For the renewable transition, the stability behaviour of distribution networks is of increasing importance. At present AEMO doesn’t have effective load modelling of substations and this adds to the importance of inverters complying with new standards needed for aiding network stability. EVs, given projected rates of adoption, are likely to be a small part in terms of providing grid support. On the other hand, households with solar and batteries will constitute the bulk of grid stability support.

Australia is in pole position when it comes to the adoption of distributed generation solar so the question arises whether the AS/NZS 4777 draft follows IEC specifications.

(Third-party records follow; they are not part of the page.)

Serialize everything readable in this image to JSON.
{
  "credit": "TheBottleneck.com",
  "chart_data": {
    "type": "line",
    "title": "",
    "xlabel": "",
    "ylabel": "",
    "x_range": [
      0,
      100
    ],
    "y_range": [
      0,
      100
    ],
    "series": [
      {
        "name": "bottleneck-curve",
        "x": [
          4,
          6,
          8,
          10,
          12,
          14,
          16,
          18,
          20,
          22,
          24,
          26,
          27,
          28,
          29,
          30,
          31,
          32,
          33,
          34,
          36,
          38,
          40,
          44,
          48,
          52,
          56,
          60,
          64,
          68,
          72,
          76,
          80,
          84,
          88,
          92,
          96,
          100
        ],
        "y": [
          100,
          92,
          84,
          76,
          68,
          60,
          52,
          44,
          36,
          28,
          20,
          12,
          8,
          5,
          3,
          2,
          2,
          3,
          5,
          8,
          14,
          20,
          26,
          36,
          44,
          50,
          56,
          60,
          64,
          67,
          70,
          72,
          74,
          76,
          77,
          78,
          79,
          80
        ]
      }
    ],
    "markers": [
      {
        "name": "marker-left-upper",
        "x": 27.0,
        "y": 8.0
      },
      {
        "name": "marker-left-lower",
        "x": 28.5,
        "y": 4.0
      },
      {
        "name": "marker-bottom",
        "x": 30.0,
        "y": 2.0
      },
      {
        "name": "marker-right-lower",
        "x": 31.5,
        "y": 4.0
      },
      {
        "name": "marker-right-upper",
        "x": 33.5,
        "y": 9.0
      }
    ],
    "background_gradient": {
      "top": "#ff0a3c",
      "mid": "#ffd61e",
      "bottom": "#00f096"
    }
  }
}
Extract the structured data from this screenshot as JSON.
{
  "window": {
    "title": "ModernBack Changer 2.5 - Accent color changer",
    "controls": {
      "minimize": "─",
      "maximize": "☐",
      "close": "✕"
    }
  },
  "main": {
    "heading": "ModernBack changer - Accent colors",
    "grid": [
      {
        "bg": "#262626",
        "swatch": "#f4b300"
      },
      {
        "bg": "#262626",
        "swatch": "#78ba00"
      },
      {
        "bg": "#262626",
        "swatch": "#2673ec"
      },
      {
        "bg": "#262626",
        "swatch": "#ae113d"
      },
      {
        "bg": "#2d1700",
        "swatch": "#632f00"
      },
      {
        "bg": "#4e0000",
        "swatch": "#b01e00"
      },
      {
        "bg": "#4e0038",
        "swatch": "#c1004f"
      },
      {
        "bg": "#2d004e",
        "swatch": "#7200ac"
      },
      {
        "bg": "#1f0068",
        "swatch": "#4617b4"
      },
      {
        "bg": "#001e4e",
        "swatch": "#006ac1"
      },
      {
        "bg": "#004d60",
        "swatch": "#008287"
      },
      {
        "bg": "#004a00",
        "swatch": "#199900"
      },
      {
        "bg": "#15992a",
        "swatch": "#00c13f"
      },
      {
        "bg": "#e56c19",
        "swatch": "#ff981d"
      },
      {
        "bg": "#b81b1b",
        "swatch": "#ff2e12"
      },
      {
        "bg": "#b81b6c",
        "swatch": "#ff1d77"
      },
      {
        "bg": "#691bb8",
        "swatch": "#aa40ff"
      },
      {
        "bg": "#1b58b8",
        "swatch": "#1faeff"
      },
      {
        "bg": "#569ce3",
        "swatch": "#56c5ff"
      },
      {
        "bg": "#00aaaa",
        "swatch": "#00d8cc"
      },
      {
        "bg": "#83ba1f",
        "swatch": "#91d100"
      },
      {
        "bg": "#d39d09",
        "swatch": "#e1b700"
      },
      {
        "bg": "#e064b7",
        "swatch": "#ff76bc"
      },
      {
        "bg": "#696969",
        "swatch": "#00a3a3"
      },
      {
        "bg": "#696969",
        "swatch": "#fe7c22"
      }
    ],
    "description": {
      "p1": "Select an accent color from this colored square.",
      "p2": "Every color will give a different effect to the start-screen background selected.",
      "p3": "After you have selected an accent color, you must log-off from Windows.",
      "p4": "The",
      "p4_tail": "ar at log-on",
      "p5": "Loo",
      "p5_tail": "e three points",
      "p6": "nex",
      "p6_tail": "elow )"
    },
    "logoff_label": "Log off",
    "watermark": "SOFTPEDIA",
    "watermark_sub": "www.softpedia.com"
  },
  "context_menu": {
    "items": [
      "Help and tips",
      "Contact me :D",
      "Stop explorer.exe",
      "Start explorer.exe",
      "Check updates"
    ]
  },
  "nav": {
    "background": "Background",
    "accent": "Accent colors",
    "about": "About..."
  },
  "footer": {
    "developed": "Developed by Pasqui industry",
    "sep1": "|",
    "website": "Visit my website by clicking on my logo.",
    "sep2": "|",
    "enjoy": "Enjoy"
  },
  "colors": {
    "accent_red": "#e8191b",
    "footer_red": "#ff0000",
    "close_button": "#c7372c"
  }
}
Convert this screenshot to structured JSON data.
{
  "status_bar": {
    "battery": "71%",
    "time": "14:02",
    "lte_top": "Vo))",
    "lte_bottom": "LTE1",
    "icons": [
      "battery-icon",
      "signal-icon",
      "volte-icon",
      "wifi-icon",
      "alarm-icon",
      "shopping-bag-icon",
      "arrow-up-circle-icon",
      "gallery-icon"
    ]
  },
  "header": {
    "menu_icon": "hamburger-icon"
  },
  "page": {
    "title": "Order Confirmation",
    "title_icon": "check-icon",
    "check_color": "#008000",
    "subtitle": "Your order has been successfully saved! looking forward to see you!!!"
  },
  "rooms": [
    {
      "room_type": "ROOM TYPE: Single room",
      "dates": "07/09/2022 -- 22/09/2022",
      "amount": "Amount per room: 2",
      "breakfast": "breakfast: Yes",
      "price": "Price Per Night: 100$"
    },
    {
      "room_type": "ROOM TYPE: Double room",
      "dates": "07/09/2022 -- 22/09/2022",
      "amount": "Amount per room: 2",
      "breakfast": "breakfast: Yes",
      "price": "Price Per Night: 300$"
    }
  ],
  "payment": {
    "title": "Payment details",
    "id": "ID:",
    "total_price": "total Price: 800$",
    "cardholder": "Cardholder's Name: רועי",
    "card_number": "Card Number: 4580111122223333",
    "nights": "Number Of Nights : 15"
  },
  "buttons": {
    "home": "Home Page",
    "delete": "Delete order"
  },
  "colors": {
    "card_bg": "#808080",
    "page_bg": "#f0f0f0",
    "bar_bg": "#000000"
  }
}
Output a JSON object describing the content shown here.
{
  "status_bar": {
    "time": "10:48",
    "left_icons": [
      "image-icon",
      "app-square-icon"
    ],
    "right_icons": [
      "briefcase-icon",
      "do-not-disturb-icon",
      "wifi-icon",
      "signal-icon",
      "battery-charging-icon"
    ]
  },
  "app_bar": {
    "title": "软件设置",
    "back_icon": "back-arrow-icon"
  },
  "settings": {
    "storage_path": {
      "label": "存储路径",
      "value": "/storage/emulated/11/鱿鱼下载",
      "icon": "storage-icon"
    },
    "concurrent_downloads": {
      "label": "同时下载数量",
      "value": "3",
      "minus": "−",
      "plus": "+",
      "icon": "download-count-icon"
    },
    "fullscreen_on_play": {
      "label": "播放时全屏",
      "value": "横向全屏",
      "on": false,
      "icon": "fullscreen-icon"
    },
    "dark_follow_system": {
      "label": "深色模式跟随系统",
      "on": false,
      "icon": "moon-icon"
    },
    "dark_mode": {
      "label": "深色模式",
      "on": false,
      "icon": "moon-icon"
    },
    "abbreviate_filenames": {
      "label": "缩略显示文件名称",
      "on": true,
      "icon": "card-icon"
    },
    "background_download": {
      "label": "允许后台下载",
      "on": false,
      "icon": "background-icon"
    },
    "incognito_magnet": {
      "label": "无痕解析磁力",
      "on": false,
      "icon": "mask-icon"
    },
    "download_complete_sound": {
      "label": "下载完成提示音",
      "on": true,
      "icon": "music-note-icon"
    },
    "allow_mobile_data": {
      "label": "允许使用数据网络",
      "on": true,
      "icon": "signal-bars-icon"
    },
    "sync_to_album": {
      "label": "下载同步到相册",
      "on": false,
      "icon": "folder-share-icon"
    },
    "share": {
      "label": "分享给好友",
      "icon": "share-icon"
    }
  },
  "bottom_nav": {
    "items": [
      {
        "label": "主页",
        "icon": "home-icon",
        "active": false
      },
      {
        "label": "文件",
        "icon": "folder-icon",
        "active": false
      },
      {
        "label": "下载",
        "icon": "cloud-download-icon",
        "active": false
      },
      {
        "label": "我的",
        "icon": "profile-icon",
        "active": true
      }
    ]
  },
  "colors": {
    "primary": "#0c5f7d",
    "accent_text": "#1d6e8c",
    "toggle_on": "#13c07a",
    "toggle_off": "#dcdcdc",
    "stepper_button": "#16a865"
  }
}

For grid-supporting tasks, inverters are required to use phase-locked loop (PLL) synchronisation. For alternate supply, inverters require an internal oscillator for the pulse width modulation to provide an AC voltage waveform. This may be a point of confusion: all inverters in distributed generation are voltage-sourced, whether from solar panels or batteries. PLL takes care of grid support, and basically, inverters act as current sources, virtually independent of the line voltage at their terminals. Multimode inverters are equipped with PLL and an internal oscillator. Although a somewhat academic point, they shouldn’t be referred to as voltage forming as that implies the availability of droop control for output power control.

The draft DR AS 4777.1:2024 standard comes at a critical time in Australia’s transition to renewables because of increasing reliance on grid support from distribution network installed inverters, for example, AEMO’s fast frequency control ancillary service and virtual private power plant. A final comment on the Draft Standard has closed and contractors should become familiar with the proposed changes when an eventual Standard is published. There are still questions about how Australia’s grid is going to manage all the incoming power but electricians are at the forefront of enabling a range of solutions and it’s an exciting time to be on the tools.

Note: The Draft Standard DR AS/NZS 4777.2 is subject to change so there’s a chance some of the details in this article are changed by the time of print.